À l’orée du lancement du « grand débat national », prévu à partir du 15 janvier et censé calmer la crise des Gilets jaunes, le flou demeure sur les modalités de son organisation et les conséquences possibles sur la politique du gouvernement.
Le « grand débat national », dont le coup d’envoi sera donné le 15 janvier par le président Emmanuel Macron, est censé répondre à la crise des Gilets jaunes, mouvement social sans leader et émaillé de violences qui perturbe le pays depuis la mi-novembre.
Mais à quelques jours de son lancement, des interrogations demeurent sur son organisation, les thèmes débattus, le niveau de participation et ses chances de mettre fin au mouvement de protestation.
D’autant plus que ce débat semble accueilli avec scepticisme par les manifestants, qui redoutent une manœuvre du gouvernement, et que l’ancienne ministre Chantal Jouanno, son organisatrice, a annoncé son départ mardi soir après une vive polémique sur sa rémunération.

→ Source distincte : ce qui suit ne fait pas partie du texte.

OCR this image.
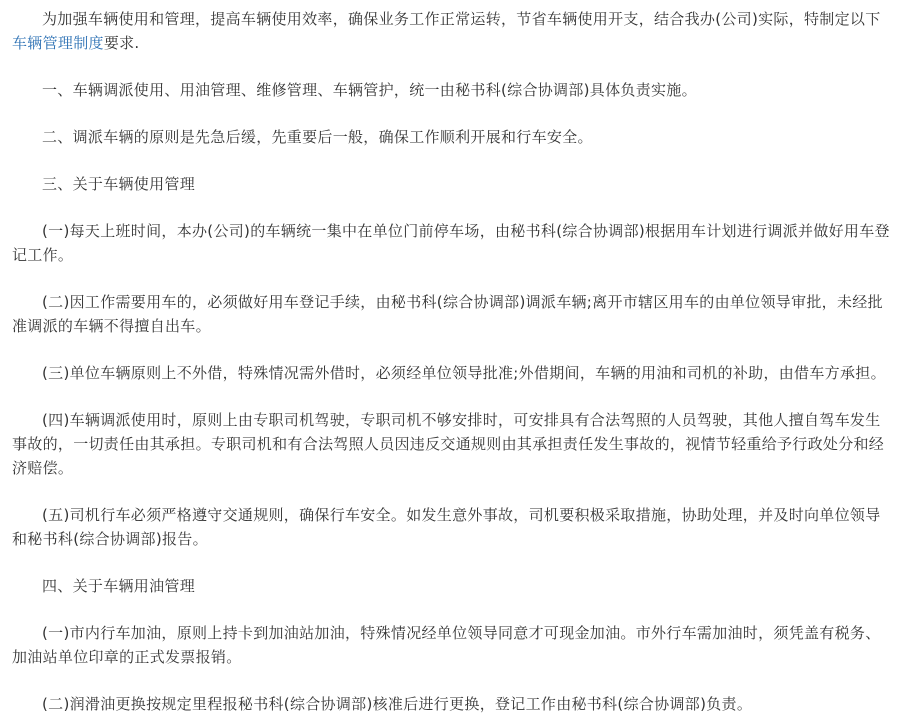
为加强车辆使用和管理，提高车辆使用效率，确保业务工作正常运转，节省车辆使用开支，结合我办(公司)实际，特制定以下车辆管理制度要求.

一、车辆调派使用、用油管理、维修管理、车辆管护，统一由秘书科(综合协调部)具体负责实施。

二、调派车辆的原则是先急后缓，先重要后一般，确保工作顺利开展和行车安全。

三、关于车辆使用管理

(一)每天上班时间，本办(公司)的车辆统一集中在单位门前停车场，由秘书科(综合协调部)根据用车计划进行调派并做好用车登记工作。

(二)因工作需要用车的，必须做好用车登记手续，由秘书科(综合协调部)调派车辆;离开市辖区用车的由单位领导审批，未经批准调派的车辆不得擅自出车。

(三)单位车辆原则上不外借，特殊情况需外借时，必须经单位领导批准;外借期间，车辆的用油和司机的补助，由借车方承担。

(四)车辆调派使用时，原则上由专职司机驾驶，专职司机不够安排时，可安排具有合法驾照的人员驾驶，其他人擅自驾车发生事故的，一切责任由其承担。专职司机和有合法驾照人员因违反交通规则由其承担责任发生事故的，视情节轻重给予行政处分和经济赔偿。

(五)司机行车必须严格遵守交通规则，确保行车安全。如发生意外事故，司机要积极采取措施，协助处理，并及时向单位领导和秘书科(综合协调部)报告。

四、关于车辆用油管理

(一)市内行车加油，原则上持卡到加油站加油，特殊情况经单位领导同意才可现金加油。市外行车需加油时，须凭盖有税务、加油站单位印章的正式发票报销。

(二)润滑油更换按规定里程报秘书科(综合协调部)核准后进行更换，登记工作由秘书科(综合协调部)负责。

Son départ oblige l’exécutif à imaginer d’urgence une nouvelle organisation.
Pourquoi un grand débat ?
Promise par Emmanuel Macron le 27 novembre, quelques jours après des violences sans précédent à Paris, la « grande concertation de terrain » doit permettre d’accompagner les Français dans la « transition écologique et sociale » et déboucher sur des « traductions concrètes ». L’Élysée mise sur cet exercice pour éteindre l’incendie allumé à l’automne notamment par la hausse de la taxe carbone – abandonnée depuis – et reprendre la main avant les élections européennes du 26 mai.
Mais pour l’heure, la forme que pourraient prendre ces « traductions concrètes » reste imprécise et la marge de manœuvre de l’exécutif, qui a déjà annoncé le 10 décembre une série de mesures en faveur du pouvoir d’achat – chiffrées à 10 milliards d’euros –, s’annonce étroite.
Prudent, le gouvernement s’est jusqu’à présent uniquement engagé à « rendre plus simples, plus efficaces et plus solidaires » les dispositifs d’accompagnement de la transition écologique à l’issue du débat et à « accentuer la différenciation des réponses en fonction des territoires ». L’exécutif a également promis de « transformer l’organisation de l’État pour le rendre plus agile et plus proche des citoyens » et à « adapter les modalités du débat démocratique aux attentes des citoyens qui souhaitent être plus directement associés ».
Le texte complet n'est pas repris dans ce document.